The president of the Rochester mission is one of the "Facebook friends," Wilson said, so he will know what missionaries write. Also, missionaries work in pairs and the church expects them to "police" each other -- no inappropriate information shared and no accessing naughty sites, for example.
"It's a test," Wilson said. "We'll learn if it's appropriate to give missionaries hand-held devices."
To top it off, the church has rolled out additions to www.mormon.org, which currently showcases 15 video portraits and 2,000 written profiles of Mormons across the globe; there are another 75 videos and 13,000 more profiles ready to be posted.
The subjects, drawn from diverse occupations, ethnicities, ages and genders, were allowed wide license to share their lives and faith.
The site features testimonials from Joy Monahan, of Honolulu, who won the 2008 Longboard Surfing World Championship; professionals Aaron and Emily Sherinian in Arlington, Va., who describe their family's frenetic pace; Jeff Tucker, with a goatee, who talks about his love for sculpting motorcycles; and Valetin Marcero, who spent time in jail on drug charges before joining the church.
Each segment ends with the subject repeating his or her name, a detail about their lives and the words, "And I am a Mormon."
The personal approach is the result of two findings from focus groups and public opinion surveys: Most Americans have either false or hostile impressions of the Utah-based church but typically change or soften those views after meeting a real-life member.

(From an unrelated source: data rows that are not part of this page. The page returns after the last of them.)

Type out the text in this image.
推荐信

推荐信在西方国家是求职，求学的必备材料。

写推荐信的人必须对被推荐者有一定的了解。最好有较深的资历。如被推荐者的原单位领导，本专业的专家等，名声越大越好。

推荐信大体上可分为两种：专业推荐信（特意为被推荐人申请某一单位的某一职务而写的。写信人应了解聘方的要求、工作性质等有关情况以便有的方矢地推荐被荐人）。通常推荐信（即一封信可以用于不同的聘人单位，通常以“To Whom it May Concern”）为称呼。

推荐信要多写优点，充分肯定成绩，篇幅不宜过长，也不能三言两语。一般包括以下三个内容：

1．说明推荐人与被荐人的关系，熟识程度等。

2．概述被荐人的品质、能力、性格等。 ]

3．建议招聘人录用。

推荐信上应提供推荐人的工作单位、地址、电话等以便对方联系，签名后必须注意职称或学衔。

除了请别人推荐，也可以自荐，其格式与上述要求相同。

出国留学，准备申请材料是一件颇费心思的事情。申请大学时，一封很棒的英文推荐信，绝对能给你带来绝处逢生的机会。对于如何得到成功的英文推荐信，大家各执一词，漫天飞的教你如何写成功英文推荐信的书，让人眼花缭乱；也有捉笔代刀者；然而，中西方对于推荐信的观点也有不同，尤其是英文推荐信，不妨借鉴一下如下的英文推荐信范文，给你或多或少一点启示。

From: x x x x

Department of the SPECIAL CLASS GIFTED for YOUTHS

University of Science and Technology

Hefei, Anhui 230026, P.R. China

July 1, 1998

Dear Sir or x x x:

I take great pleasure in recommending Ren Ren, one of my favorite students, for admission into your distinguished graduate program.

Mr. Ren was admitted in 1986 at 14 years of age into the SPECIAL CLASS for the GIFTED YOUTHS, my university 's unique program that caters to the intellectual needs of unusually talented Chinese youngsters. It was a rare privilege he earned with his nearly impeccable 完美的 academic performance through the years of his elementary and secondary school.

The idea, officials said, was to help everyone "know a Mormon."
"Our leaders were struggling for years to find a more effective, less annoying way to get our message across than knocking on doors," Swofford said. "Our mission is to deliver teaching opportunities."
The online missionaries already have proven the program's success. They routinely participate in about 10,000 chats a week, with 3,500 people asking for in-person visits and 1,200 going on to hear the missionary lessons.
"It's a lot more effective than (door-to-door) tracting in many places," Wilson said.
But what if the church authorities or its doctrinal office don't agree with how a missionary or member describes a particular doctrine? That's the only aspect that the site's monitors edit, and only in certain cases.
If a Mormon writes, "the church teaches that...," the doctrinal statements have to be correct, Swofford said. Monitors will ask them to revise any wording that misrepresents the faith.
If the person writes, however, "I believe that ...," monitors leave it, he said. A person's belief is his or her own.
"There is no way you can read 10 profiles and think we are controlling what they are saying," he said. "We want to show people how Mormons live their faith. We want them to be authentic and transparent. That is the way misperceptions disappear."